Every movement you do in a workout requires good mobility for proper execution. Proper execution means you go to full range of motion on everything- no half reps.
There are two common things I’ve observed over the years in those who hit a wall with their progress.
Getting beyond these two things are key if you want to change (this also helps make our job as coaches a lot easier):
1. Ego gets in the way
Leave your Ego at the door. Do not bring it in to the gym. Ever.
If you want to improve something you’re not currently good at, you have to open your mind and embrace being a beginner. Sometimes you have to go back to basics even after months or years of thinking you’re an expert. I’ve had to do this many times with my own training.
You must be able to walk in to the gym and accept that at some point during your workout you’re going to suck at something.
Your Ego will get you injured, and it will coddle you so you avoid “failure” at all costs. Ego keeps us in the confines of our comfort zone.
I see this all the time when people don’t get low in a pushup or won’t come to full extension in the negative of a pull-up. Two exercises that are safe to bail out of if needed.
You don’t want to look like you’re trying too hard for fear of what everyone else will think of you. Or for fear of what YOU will think of yourself.
You don’t want to look incapable or weak.
You’re afraid to struggle.
We ALL want to be good at something when we first try it, but that’s not reality. Those with the biggest Egos make the least amount of progress.
Accept that you will “fail” many times before you can master something. Those failures are valuable lessons, so pay attention.
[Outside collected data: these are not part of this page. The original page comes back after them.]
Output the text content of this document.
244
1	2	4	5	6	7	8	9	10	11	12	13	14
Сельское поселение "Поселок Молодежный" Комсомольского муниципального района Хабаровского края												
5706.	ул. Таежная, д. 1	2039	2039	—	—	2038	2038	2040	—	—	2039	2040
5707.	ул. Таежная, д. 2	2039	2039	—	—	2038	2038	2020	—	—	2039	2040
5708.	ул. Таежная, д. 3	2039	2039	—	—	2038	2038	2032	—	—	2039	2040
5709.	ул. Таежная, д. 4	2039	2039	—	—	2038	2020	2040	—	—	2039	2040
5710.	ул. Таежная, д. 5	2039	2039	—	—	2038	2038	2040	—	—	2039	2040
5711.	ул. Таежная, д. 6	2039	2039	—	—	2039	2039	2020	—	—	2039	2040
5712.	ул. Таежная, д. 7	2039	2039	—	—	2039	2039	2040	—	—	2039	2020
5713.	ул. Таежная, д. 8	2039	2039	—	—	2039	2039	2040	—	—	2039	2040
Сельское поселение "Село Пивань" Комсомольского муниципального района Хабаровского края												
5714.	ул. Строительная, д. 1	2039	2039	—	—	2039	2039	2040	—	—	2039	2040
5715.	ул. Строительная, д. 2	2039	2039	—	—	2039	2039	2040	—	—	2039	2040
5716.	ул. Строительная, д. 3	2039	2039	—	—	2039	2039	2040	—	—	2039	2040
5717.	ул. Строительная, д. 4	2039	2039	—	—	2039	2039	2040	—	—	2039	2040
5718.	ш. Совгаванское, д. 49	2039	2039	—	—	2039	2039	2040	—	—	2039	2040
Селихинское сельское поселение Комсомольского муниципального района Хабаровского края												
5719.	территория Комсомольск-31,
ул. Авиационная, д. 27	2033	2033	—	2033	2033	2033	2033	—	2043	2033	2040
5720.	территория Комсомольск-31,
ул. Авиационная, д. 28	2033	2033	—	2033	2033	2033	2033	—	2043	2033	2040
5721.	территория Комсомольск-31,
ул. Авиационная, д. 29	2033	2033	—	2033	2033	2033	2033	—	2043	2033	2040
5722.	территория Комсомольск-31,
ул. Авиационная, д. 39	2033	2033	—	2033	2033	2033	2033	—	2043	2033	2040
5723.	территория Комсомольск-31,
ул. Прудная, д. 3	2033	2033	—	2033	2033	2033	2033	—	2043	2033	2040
Laziness is right up there with lack of consistency in terms of the things that will stall and sabotage progress. Don’t be lazy.
Mobility work is a perfect example.
It’s not as sexy as squatting 200 LB. It’s boring. It hurts. You don’t have time for it. On and on.
Your good mobility is often the reason WHY you can successfully execute a movement. If you can perform a movement with no pain, and bring it to a full range of motion with complete control, it’s apparent that you’ve built end range strength.
When you perform a barbell squat, do a pushup, bench press, or get on the pull-up bar, your weaknesses will be exposed.
The majority of the time the weakness shows up as a lack of end range strength because you’ve not trained to full range of motion and you’ve neglected your mobility work for months or years on end.
Your hips and low back are so tight that you can’t drop below parallel in a squat.
Your thoracic spine and shoulders are so tight that you can’t get low in your pushups or perform a pull-up.
Your ankles and calves are so tight that you can’t jump without knee pain or perform a deep lunge or squat.
Invest a few minutes every day foam rolling, using a lacrosse ball for trigger point and stretching your whole body so you can get the full benefit of everything you do in the gym. Improving joint range of motion and building strength in end ranges takes time. You can’t cut corners. Leave you Ego at the door and do the hard stuff so you can get back to making progress.